Mauro Palma, Garante nazionale dei diritti dei detenuti, è d’accordo in parte: «Il Comitato dei ministri del Consiglio d’Europa nel 2016 dichiarò chiuso il “caso Italia” apprezzando le azioni messe in campo dopo la sentenza Torreggiani. Ora – fa notare al manifesto – che sette anni dopo lo stesso organismo torni a esprimere preoccupazione è indicativo di come forse tutti noi abbiamo allentato l’attenzione». In sostanza, l’Italia è tornata indietro in questo campo, avverte il Garante. Sulle Rems invece Palma crede che «la legge che le regola, per quanto acerba, funziona.
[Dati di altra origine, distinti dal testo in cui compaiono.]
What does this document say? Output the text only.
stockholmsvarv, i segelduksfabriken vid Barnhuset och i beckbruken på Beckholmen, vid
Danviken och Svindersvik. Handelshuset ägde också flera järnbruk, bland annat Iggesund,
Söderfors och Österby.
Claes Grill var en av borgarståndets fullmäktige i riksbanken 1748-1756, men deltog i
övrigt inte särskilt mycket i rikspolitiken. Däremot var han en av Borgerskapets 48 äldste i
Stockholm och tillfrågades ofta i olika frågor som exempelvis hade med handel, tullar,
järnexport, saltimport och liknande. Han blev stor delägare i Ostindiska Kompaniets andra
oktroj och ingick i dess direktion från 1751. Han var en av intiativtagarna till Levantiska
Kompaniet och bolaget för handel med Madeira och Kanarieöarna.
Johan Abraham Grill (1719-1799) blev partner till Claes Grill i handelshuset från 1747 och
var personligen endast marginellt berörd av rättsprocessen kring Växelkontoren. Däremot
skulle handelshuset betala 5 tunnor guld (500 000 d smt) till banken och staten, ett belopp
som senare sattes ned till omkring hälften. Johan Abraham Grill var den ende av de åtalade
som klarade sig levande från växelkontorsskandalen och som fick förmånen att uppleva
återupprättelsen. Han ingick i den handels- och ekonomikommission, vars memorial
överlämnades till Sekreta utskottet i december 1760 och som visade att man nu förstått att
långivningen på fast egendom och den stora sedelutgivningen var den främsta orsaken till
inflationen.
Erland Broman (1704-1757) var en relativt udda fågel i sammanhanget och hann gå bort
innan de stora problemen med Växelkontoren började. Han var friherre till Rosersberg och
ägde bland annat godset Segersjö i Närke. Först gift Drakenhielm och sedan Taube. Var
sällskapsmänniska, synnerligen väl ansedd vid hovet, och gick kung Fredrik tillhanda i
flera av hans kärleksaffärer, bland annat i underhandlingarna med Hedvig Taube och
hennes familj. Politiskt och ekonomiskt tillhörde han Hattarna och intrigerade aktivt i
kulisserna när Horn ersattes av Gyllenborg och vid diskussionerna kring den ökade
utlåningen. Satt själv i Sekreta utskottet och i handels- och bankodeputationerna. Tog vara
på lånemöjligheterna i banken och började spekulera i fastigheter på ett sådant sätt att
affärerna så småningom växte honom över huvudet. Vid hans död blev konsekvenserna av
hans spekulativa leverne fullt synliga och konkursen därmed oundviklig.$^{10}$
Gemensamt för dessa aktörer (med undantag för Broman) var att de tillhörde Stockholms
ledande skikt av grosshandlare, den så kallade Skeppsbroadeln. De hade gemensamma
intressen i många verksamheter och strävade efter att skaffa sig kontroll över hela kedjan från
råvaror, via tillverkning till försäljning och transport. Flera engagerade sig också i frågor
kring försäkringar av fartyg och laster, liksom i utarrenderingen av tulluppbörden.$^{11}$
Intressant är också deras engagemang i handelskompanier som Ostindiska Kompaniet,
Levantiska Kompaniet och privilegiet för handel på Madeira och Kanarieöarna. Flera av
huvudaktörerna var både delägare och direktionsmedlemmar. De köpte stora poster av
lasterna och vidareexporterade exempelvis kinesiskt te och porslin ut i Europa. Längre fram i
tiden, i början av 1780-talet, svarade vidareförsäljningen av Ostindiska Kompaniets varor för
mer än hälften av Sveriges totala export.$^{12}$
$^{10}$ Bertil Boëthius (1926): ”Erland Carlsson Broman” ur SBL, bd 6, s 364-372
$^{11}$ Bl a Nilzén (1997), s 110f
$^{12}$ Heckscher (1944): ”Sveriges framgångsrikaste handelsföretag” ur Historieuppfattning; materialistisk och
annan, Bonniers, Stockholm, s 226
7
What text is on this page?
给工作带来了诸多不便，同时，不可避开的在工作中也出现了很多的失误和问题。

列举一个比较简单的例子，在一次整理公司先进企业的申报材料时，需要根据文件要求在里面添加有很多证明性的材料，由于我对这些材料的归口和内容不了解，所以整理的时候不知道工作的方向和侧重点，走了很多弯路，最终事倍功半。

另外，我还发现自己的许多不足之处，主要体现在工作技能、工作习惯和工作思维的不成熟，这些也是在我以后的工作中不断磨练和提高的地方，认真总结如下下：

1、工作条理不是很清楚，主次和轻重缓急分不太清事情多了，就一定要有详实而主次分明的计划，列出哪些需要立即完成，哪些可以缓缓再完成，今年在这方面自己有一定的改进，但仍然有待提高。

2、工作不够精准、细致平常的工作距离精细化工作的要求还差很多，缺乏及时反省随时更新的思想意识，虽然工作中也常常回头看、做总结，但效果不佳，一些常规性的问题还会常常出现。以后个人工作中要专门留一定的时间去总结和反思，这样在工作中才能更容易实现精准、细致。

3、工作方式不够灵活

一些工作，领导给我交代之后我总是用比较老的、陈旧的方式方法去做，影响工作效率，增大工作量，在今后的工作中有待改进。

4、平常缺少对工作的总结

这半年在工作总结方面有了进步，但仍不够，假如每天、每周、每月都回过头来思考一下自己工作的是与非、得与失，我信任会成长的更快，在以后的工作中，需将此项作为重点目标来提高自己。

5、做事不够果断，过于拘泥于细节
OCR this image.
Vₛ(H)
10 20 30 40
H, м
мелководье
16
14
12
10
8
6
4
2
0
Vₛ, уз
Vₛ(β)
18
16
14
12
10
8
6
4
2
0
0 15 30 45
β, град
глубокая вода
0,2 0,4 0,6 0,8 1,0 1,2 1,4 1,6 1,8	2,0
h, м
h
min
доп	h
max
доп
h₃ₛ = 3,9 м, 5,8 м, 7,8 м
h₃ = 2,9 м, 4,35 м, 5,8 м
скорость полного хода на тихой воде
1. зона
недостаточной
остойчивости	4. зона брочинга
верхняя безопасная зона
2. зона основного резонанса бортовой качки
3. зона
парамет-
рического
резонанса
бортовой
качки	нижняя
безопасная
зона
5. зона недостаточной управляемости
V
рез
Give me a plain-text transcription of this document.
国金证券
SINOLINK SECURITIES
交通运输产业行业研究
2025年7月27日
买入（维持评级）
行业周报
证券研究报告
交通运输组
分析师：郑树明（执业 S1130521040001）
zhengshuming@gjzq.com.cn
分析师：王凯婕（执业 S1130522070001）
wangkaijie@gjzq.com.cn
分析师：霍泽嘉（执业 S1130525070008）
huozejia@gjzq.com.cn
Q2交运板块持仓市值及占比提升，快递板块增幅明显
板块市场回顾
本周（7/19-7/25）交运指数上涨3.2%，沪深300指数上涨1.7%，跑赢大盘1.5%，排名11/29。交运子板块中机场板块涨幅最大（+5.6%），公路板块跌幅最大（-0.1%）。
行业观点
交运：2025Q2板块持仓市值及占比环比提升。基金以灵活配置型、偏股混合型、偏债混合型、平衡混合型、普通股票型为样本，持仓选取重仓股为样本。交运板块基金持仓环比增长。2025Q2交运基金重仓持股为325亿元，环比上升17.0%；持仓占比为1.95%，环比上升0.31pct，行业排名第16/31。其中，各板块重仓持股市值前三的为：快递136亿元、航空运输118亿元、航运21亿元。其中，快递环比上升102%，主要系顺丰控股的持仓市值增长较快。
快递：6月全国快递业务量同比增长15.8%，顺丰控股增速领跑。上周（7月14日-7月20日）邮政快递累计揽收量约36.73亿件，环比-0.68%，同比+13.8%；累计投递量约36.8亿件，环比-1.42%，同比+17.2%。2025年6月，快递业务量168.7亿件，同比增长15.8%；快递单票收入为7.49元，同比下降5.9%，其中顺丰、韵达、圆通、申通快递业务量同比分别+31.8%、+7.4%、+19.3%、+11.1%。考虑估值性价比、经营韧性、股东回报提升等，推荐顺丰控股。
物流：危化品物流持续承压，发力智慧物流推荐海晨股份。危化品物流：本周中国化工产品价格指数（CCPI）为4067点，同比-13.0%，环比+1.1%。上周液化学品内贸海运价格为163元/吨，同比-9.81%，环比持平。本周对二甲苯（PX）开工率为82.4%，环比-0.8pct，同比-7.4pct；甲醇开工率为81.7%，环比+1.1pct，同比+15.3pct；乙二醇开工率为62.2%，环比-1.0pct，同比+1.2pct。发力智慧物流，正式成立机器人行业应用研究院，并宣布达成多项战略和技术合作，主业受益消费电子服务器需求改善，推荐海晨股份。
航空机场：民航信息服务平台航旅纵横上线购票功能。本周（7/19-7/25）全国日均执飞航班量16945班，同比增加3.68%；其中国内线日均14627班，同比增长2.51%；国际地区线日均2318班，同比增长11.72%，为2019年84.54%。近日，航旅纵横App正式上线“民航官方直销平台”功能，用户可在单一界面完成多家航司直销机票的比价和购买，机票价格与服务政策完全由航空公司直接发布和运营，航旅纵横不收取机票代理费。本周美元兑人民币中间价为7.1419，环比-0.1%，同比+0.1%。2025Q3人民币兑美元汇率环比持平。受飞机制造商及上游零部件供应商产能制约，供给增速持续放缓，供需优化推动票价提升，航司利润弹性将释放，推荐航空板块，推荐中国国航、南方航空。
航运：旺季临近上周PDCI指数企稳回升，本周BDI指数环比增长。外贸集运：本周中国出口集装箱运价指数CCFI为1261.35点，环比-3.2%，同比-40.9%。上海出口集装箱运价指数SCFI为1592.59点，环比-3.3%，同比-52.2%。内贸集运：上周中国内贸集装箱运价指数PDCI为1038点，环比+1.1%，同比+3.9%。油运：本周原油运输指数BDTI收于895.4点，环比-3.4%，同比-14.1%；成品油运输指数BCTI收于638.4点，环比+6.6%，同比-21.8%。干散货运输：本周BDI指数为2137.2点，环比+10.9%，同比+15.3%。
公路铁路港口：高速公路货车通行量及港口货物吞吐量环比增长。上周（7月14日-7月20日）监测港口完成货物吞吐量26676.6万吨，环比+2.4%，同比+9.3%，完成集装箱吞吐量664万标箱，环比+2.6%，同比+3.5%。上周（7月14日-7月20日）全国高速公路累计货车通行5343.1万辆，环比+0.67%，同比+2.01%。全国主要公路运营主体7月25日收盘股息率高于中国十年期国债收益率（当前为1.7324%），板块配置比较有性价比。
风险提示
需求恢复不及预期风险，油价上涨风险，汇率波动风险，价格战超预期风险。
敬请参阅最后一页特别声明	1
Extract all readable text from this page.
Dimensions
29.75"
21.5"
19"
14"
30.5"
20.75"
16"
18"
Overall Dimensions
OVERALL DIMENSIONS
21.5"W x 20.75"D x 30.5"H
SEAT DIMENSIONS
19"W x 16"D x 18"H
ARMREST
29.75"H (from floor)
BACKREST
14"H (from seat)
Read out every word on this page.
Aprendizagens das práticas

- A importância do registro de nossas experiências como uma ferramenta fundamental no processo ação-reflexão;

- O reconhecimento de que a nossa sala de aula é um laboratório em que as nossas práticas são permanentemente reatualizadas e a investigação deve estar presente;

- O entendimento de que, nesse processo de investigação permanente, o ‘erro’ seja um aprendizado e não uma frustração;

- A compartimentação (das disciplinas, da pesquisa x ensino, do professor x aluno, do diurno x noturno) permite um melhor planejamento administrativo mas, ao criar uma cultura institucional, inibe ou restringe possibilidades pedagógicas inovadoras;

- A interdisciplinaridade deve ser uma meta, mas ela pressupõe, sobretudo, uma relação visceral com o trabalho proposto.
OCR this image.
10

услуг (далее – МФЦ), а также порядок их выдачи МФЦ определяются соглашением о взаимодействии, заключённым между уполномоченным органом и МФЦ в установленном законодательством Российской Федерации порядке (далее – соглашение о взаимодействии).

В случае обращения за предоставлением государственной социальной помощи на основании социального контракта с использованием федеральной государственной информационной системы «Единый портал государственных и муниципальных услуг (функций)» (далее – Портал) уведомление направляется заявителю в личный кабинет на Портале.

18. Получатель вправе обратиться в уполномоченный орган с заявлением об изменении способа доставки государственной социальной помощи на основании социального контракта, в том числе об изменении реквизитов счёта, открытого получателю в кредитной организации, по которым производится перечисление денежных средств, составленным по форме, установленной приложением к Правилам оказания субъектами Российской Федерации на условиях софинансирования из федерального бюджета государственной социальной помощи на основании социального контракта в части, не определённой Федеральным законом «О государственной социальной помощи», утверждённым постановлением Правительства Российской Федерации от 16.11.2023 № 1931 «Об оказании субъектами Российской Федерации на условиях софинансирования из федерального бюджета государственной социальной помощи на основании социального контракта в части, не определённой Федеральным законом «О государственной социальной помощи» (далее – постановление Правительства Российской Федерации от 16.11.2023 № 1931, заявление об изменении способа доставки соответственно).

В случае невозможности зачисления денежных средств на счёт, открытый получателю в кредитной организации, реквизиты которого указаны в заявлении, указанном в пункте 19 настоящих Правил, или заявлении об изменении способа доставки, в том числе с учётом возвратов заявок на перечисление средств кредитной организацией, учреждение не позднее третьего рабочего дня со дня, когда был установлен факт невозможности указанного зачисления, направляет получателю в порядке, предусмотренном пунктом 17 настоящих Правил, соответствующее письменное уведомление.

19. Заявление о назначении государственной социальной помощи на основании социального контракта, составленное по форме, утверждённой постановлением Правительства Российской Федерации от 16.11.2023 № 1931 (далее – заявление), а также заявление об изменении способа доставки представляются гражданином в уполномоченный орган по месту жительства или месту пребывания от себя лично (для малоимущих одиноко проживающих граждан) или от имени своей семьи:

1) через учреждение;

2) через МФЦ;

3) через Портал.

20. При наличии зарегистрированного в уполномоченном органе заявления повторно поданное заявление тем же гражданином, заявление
C’è bisogno di qualche ritocco ma senza invertire la rotta – avverte – nelle Rems devono andare solo coloro che sono stati giudicati incapaci di intendere e volere nel momento del reato. Per tutti gli altri vanno fatte funzionare le articolazioni per la tutela della salute mentale, che devono prevedere anche la possibilità di interrompere la detenzione dei folli-rei con il trasferimento in altre strutture».

Il commissario Ue alla Giustizia Didier Reynders considera invece la riforma Cartabia una di quelle che hanno portato «per la prima volta dati in miglioramento». Presentando ieri l’XI edizione dello «Scoreboard» dei sistemi giudiziari dei Paesi Ue, Reynders ha apprezzato in particolare la «digitalizzazione della giustizia» italiana, che «è stato uno degli elementi più importanti del Pnrr, come in altri Paesi». Ma, malgrado alcuni avanzamenti, è «importante attuare le riforme raccomandate dall’Ue», ha sottolineato il commissario europeo annunciando per oggi «un contatto con il ministro della Giustizia Nordio per vedere come è possibile procedere nell’attuazione di quelle riforme». In particolare l’Italia ha bisogno di progredire soprattutto nella giustizia civile, la seconda più lenta dell’Ue, migliore solo di quella greca, con «un’attesa media di circa 550 giorni per ottenere una decisione di primo grado, 800 per l’appello e mille per la sentenza definitiva». Altro punto dolente è «la percezione dell’indipendenza giudiziaria», nella cui classifica l’Italia occupa la parte bassa, essendo «aumentata tra i cittadini e leggermente diminuita tra le aziende».

Un discorso a parte Reynders lo dedica al carcere: «Siamo preoccupati per le enormi differenze tra gli Stati membri sulla custodia cautelare, con un’alta percentuale di persone in carcere in custodia cautelare in alcuni Stati e un livello molto basso in altri». In Italia il 28%, quasi un detenuto su tre (soprattutto stranieri), è in cella in attesa di una sentenza definitiva. Malgrado sia «competenza nazionale organizzare la situazione nelle carceri», Reynders ha però «avviato una discussione con tutti i ministri della Giustizia». La proposta è di pensare a soluzioni alternative al carcere.